1. Müsamaha Ruhu ve İnsani Değerlerde Etkileşim


Toplumsal hayatta Endülüs İslam kültürü ve medeniyetinin İberya Hıristiyanları üzerindeki tesirleri, öncelikle dini müsamaha, ahlaki değerler, adetler ve gelenekler, musiki, merasimler ve bayramlar, giyim kuşam, yeme içme ve mesken tarzı veya mimari konularında görülmüştür.

Kur'an ve Hz. Muhammed'in öğretileriyle şekillenmiş olan İslam Gayri Müslimler Hukukunun, Endülüs'e kadar olan İslam tarihi boyunca genelde gereğince uygulanmış olduğu görülmektedir. Bu gelenek, Endülüs tarihi boyunca da hoşgörü ruhunun benimsenmesiyle olumlu bir tarzda sürmüştür. Konu, Hıristiyanlara ait olan bir yerin fethedilmesiyle İslam yurdu haline dönüştürülen dolayısıyla, Müslümanlar ile Hıristiyanların içiçe yaşamak durumunda bulundukları Endülüs Yarımadası'nda, Doğu'da olduğundan daha büyük bir önem arz etmektedir. Endülüs medeniyetinin ortaya çıkmasında, olağanüstü ekonomik refahın etkisiyle İspanyol ve Berberi topluluklarının Arap- İslam kültürünü özümsemeleri olgusu da etkili olmuştur. Yani Endülüs tarihi içinde her ne sosyo-kültürel değer ortaya konmuşsa bu, aynı çatı altında insanca bir düzene bağlı olarak ortaklaşa bir hayat süren farklı toplumsal ve dini unsurların beraberce çalışmaları sayesinde olmuştur.

Yani, Endülüs kültürü adalet ve müsamahanın ürünüydü diyebiliriz.

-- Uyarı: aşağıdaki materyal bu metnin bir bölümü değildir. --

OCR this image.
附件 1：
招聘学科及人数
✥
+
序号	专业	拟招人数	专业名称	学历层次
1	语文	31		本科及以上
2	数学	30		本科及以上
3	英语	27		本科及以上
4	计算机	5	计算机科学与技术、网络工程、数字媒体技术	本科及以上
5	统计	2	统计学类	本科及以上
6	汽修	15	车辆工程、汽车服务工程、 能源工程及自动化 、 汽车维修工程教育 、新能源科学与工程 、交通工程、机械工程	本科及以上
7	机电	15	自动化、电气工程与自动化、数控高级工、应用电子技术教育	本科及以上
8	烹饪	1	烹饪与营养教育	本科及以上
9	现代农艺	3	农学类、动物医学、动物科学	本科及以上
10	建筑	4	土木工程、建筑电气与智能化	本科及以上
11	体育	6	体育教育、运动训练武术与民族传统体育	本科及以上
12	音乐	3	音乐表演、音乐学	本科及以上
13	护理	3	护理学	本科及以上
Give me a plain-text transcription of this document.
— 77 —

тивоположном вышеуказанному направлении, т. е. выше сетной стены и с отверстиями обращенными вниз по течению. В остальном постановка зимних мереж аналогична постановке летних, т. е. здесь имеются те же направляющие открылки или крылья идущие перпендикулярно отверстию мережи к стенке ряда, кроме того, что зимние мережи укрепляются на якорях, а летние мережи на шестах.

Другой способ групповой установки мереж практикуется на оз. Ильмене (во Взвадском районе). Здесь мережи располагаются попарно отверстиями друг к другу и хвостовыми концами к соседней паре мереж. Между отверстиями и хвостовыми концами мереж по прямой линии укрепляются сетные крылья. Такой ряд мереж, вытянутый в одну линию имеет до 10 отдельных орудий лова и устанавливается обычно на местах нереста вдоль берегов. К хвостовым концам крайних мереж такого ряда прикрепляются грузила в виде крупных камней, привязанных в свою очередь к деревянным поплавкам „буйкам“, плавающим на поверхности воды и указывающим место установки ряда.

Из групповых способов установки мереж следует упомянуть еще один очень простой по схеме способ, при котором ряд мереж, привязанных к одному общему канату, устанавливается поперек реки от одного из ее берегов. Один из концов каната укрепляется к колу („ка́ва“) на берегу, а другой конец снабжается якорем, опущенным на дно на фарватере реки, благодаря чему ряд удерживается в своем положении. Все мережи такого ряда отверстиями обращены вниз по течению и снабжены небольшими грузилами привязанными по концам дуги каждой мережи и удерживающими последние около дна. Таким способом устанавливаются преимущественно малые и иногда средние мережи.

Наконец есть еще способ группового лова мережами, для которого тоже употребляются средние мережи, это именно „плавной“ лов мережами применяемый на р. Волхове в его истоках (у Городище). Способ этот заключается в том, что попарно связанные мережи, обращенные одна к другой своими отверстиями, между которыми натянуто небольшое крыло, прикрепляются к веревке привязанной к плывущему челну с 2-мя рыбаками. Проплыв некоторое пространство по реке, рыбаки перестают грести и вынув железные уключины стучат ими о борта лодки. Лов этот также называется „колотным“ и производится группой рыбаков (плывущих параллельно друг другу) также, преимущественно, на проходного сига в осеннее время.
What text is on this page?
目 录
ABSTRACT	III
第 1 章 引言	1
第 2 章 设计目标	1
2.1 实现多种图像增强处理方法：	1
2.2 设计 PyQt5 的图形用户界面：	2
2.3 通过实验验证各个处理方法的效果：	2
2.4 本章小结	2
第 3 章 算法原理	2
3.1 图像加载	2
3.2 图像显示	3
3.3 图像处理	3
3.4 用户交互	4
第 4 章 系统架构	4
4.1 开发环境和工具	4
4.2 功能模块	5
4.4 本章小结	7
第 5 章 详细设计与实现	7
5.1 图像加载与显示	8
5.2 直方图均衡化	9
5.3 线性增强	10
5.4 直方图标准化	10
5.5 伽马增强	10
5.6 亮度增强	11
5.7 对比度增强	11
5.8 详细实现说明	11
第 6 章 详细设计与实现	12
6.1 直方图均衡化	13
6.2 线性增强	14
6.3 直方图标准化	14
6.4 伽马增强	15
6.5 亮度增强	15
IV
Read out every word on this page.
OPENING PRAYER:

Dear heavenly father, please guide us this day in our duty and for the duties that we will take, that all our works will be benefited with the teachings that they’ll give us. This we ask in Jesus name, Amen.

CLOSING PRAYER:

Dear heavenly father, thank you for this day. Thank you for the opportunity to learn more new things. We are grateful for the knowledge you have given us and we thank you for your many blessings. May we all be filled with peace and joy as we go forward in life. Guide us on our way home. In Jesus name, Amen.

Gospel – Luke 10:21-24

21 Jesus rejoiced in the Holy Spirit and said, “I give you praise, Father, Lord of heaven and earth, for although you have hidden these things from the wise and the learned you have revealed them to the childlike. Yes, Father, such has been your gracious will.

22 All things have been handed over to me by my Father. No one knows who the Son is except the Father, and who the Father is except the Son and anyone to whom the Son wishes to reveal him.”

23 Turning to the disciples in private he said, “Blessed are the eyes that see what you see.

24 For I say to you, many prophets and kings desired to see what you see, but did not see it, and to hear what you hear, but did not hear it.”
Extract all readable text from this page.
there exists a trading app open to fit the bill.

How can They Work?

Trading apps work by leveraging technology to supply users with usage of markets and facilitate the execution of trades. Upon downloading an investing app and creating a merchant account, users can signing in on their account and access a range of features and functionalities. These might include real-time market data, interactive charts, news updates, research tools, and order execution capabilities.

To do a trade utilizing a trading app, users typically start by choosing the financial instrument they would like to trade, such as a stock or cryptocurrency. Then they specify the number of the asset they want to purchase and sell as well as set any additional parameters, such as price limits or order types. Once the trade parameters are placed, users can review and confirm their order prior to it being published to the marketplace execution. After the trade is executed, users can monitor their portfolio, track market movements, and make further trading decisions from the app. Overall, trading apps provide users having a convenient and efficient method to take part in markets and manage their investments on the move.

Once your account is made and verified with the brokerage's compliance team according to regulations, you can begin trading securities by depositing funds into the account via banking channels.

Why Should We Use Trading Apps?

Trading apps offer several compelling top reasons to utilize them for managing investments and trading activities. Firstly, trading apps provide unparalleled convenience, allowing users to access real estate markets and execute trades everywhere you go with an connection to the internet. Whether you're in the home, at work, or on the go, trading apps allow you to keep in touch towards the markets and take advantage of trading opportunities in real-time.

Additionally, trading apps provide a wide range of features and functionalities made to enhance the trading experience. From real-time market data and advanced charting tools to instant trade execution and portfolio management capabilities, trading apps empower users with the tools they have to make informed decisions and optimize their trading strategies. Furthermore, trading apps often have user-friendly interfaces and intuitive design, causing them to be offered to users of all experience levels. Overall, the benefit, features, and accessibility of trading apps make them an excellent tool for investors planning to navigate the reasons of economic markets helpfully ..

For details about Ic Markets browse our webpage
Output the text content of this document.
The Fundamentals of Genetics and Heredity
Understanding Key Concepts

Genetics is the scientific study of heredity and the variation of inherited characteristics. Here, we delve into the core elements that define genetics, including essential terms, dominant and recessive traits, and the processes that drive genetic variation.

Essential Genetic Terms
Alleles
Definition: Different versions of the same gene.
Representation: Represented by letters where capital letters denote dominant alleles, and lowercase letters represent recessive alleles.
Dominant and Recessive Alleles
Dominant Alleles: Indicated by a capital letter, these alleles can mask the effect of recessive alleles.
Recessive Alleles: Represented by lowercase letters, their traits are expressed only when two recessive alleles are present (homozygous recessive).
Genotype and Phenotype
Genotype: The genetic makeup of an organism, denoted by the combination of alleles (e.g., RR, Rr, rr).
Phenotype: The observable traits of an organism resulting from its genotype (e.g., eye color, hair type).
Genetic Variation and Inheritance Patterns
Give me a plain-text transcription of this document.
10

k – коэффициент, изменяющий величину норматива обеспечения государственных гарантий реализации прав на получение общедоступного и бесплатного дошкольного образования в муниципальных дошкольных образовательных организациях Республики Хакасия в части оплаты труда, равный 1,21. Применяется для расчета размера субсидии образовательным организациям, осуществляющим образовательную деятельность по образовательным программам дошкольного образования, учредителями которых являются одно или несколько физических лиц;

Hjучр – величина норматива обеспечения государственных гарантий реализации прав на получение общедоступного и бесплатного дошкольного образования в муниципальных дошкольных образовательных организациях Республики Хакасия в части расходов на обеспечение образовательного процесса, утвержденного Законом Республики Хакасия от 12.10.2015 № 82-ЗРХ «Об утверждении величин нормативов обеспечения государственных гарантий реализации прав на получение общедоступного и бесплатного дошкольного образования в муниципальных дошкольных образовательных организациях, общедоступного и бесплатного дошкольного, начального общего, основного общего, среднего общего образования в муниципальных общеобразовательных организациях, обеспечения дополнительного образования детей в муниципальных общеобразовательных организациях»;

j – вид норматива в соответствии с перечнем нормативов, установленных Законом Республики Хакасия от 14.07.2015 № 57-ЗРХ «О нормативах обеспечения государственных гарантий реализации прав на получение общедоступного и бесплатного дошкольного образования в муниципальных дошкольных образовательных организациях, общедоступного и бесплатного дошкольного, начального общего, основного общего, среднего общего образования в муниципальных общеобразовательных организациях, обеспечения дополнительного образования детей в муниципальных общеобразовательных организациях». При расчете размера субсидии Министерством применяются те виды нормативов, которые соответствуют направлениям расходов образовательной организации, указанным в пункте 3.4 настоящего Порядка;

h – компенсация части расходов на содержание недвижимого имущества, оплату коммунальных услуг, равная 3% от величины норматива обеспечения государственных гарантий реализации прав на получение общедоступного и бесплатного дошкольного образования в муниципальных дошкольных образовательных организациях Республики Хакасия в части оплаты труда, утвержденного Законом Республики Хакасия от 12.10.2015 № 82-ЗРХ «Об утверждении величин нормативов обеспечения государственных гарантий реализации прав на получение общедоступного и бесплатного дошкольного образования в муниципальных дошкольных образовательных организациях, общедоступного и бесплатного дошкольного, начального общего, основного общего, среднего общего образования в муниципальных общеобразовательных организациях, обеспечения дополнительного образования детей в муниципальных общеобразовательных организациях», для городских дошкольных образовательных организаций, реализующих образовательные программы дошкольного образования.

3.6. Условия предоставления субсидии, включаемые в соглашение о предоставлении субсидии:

Endülüs'te Müslümanların hakimiyeti altındaki topraklarda yaşayan Hıristiyan ve Yahudilerin ibadethaneleri açık bulunur ve oralara her isteyen gidebilirdi. Hatta, kiliselerde güzel yiyecek ve içecekler ikram edildiği için Müslümanlardan bile oralarda geceleyenler olurdu. Bugün olduğu gibi, Endülüs'te de bereket ve ilahi yardıma nail olma arzusuyla Müslümanlardan kiliseleri, Hıristiyanlardan da cami ve evliya türbelerini ziyaret edenler görülürdü. Gayri Müslim veya Müsta'rib bir sınıf olarak Hıristiyan ve Yahudiler, Müslüman adetlerine saygı olarak domuz eti yemezler, çocuklarını sünnet ettirirler ve çoğunlukla çocuklarına Müslüman ismi verirlerdi. Edebiyatçı Ebu Ca'fer b. Abdullah İbn Şance (Sancho) gibi bazı Müslüman edebiyatçılar da, bir Hıristiyan lakabını benimseyebiliyordu. Böylesine bir tolerans ve insaniyete saygının hakim olduğu Endülüs toplumu, daha sonra Hıristiyan devletleri tarafından da örnek alınmıştır. Ancak, Daniye'de Müslümanların içerisinde köle olarak yıllarca yaşadıktan sonra kuzeye kaçan Ebu Amir İbn Garsiye gibi bazı mutaassıp Hıristiyanlar, Müslümanlara karşı aşağılama faaliyetine girişerek nankörlük edebiliyor ve bu da, bir karşı Hıristiyan eleştirisini gündeme getirebiliyordu. Bu süreç de, Müslüman ve Hıristiyan tarafları arasında zaman zaman dini, kültürel ve medeni konularda sürtüşmeye neden olabiliyordu.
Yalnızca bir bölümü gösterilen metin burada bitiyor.